Software & IT stands out with the lowest implied dilution at 13.2%, despite having the highest average valuation ($5.61M). This is the classic pre-seed profile: relatively modest capital requirements ($0.85M) against strong valuations, reflecting the capital-light nature of software businesses. Finance (21.0%) and Energy/Climate (20.5%) tell the opposite story — higher capital requirements of $1.33M and $0.87M respectively push dilution well above the software baseline, even though valuations in these sectors are comparable or lower. This pattern reinforces the central finding of this report: the pre-seed landscape is evolving. The growing share of capital-intensive industries at the earliest stage suggests that founders are increasingly using the pre-seed round not just to build an MVP, but to lay the groundwork for businesses that require real capital — whether that's regulatory compliance in fintech, physical infrastructure in energy, or complex supply chains. Pre-seed is no longer synonymous with "just software."
| Industry | Avg. Valuation ($) | Avg. Capital Req. ($) | Avg. Dilution (%) |
|---|---|---|---|
| Finance | 5.02 | 1.33 | 21.0 |
| Energy / Climate | 3.39 | 0.87 | 20.5 |
| Software & IT | 5.61 | 0.85 | 13.2 |
| Other | 2.98 | 0.81 | 21.5 |
About Equidam's Startup Valuation Delta
As the leading provider of valuations to early stage companies, we provide…
- Valuations with an open, standard methodology, focused on enabling investment in the most innovative companies.
- Context on valuation data with associated capital requirements, revenue and EBITDA forecast data.

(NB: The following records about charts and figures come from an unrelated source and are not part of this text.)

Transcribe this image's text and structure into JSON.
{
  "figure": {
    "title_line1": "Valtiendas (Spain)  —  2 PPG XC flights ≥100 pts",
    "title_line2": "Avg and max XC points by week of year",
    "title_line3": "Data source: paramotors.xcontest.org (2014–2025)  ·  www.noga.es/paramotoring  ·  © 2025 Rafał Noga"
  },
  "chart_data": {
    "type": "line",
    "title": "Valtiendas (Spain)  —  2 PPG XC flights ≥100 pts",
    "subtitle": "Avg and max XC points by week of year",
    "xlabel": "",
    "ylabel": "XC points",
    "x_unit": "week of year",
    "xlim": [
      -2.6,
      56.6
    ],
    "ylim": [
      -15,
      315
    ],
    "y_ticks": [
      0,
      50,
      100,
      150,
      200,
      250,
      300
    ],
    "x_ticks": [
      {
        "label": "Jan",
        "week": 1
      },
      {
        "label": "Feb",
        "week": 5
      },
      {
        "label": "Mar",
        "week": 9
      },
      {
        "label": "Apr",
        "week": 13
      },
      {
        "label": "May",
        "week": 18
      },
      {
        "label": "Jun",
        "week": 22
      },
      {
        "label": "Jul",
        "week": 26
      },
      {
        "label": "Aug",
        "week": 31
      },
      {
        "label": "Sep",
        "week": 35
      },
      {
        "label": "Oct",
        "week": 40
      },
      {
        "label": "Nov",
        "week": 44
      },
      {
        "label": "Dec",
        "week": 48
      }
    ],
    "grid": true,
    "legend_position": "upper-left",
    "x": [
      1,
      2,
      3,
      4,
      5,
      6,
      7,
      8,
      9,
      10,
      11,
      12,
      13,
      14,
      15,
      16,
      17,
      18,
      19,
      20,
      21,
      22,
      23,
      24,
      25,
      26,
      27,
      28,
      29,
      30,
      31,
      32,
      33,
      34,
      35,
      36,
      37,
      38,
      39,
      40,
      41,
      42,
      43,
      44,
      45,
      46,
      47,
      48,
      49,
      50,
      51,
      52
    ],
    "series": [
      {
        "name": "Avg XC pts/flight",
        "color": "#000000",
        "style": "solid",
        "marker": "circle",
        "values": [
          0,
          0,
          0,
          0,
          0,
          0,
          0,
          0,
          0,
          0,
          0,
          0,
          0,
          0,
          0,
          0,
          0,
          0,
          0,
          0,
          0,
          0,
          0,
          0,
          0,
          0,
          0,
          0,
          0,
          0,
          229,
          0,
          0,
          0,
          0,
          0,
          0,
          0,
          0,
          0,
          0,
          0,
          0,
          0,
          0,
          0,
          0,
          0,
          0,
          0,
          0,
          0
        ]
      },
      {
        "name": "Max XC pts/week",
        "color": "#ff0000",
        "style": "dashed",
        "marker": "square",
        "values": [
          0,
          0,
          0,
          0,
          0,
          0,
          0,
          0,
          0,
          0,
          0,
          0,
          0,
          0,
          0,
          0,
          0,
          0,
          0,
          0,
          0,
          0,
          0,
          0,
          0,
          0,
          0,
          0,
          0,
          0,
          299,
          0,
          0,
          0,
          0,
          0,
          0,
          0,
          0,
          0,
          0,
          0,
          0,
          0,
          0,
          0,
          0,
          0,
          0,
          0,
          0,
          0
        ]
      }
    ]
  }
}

- Coverage of established markets such as the US and Europe, as well as emerging markets like Africa and Southeast Asia.
These indicators collectively offer an understanding of the financial landscape and sentiment surrounding startups.

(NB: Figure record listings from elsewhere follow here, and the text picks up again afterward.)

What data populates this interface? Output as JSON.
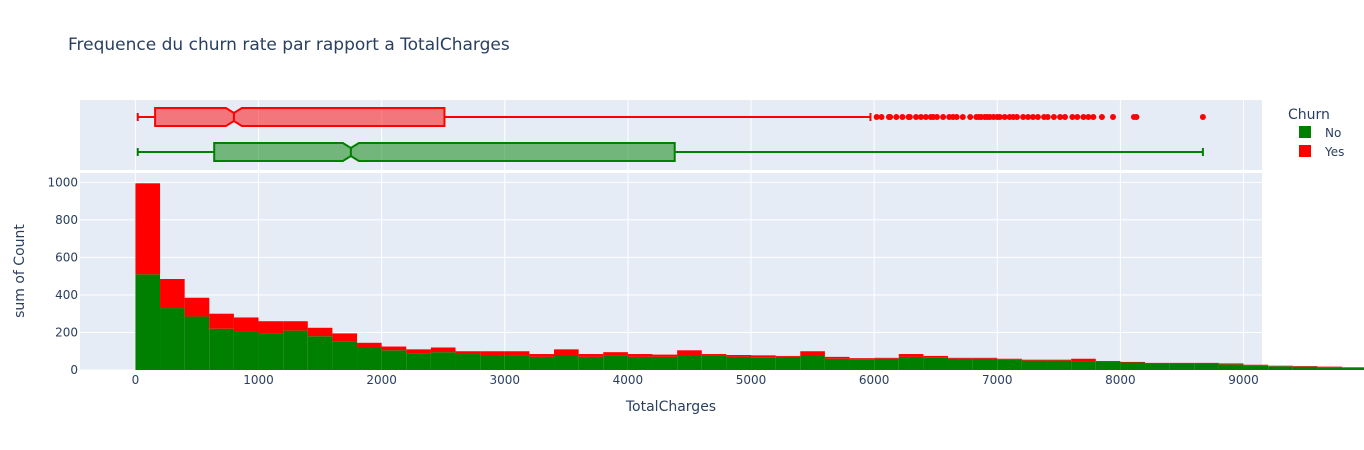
{
  "chart_data": {
    "type": "histogram",
    "title": "Frequence du churn rate par rapport a TotalCharges",
    "xlabel": "TotalCharges",
    "ylabel": "sum of Count",
    "xlim": [
      -450,
      9150
    ],
    "ylim": [
      0,
      1050
    ],
    "x_ticks": [
      0,
      1000,
      2000,
      3000,
      4000,
      5000,
      6000,
      7000,
      8000,
      9000
    ],
    "y_ticks": [
      0,
      200,
      400,
      600,
      800,
      1000
    ],
    "grid": true,
    "barmode": "stack",
    "bin_start": 0,
    "bin_width": 200,
    "colors": {
      "No": "#008000",
      "Yes": "#ff0000",
      "plot_bg": "#e5ecf6"
    },
    "legend": {
      "title": "Churn",
      "position": "top-right",
      "entries": [
        "No",
        "Yes"
      ]
    },
    "series": [
      {
        "name": "No",
        "values": [
          510,
          330,
          285,
          220,
          205,
          195,
          210,
          180,
          150,
          120,
          105,
          90,
          95,
          85,
          80,
          75,
          70,
          80,
          70,
          75,
          70,
          70,
          80,
          75,
          70,
          68,
          70,
          80,
          60,
          55,
          60,
          70,
          65,
          60,
          60,
          55,
          50,
          50,
          45,
          45,
          40,
          35,
          35,
          35,
          30,
          25,
          20,
          18,
          15,
          12,
          10
        ]
      },
      {
        "name": "Yes",
        "values": [
          485,
          155,
          100,
          80,
          75,
          65,
          50,
          45,
          45,
          25,
          20,
          20,
          25,
          15,
          20,
          25,
          15,
          30,
          15,
          20,
          15,
          12,
          25,
          10,
          10,
          10,
          5,
          20,
          10,
          8,
          5,
          15,
          10,
          5,
          5,
          5,
          5,
          5,
          15,
          3,
          3,
          3,
          3,
          3,
          5,
          3,
          3,
          3,
          3,
          3,
          3
        ]
      }
    ],
    "box_plots": [
      {
        "name": "Yes",
        "min": 19,
        "q1": 160,
        "median": 800,
        "q3": 2510,
        "upper_fence": 5970,
        "outliers": [
          6020,
          6060,
          6120,
          6130,
          6180,
          6230,
          6280,
          6290,
          6340,
          6380,
          6420,
          6460,
          6480,
          6510,
          6560,
          6610,
          6640,
          6670,
          6720,
          6780,
          6830,
          6850,
          6870,
          6900,
          6920,
          6940,
          6970,
          7000,
          7020,
          7060,
          7100,
          7130,
          7160,
          7210,
          7250,
          7290,
          7330,
          7380,
          7410,
          7460,
          7510,
          7550,
          7610,
          7650,
          7700,
          7740,
          7780,
          7850,
          7940,
          8110,
          8130,
          8670
        ]
      },
      {
        "name": "No",
        "min": 19,
        "q1": 640,
        "median": 1750,
        "q3": 4380,
        "max": 8670
      }
    ]
  }
}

By examining these trends collectively, investors, entrepreneurs, and industry observers can gain insights into the overall health of the early-stage fundraising market. It helps identify emerging sectors, evaluate risk appetite, and make informed investment decisions. Additionally, analyzing these factors over time can provide a broader perspective on the evolving dynamics and trends within the startup ecosystem. Each quarter we will release our own analysis on this data, and what it implies for early stage fundraising.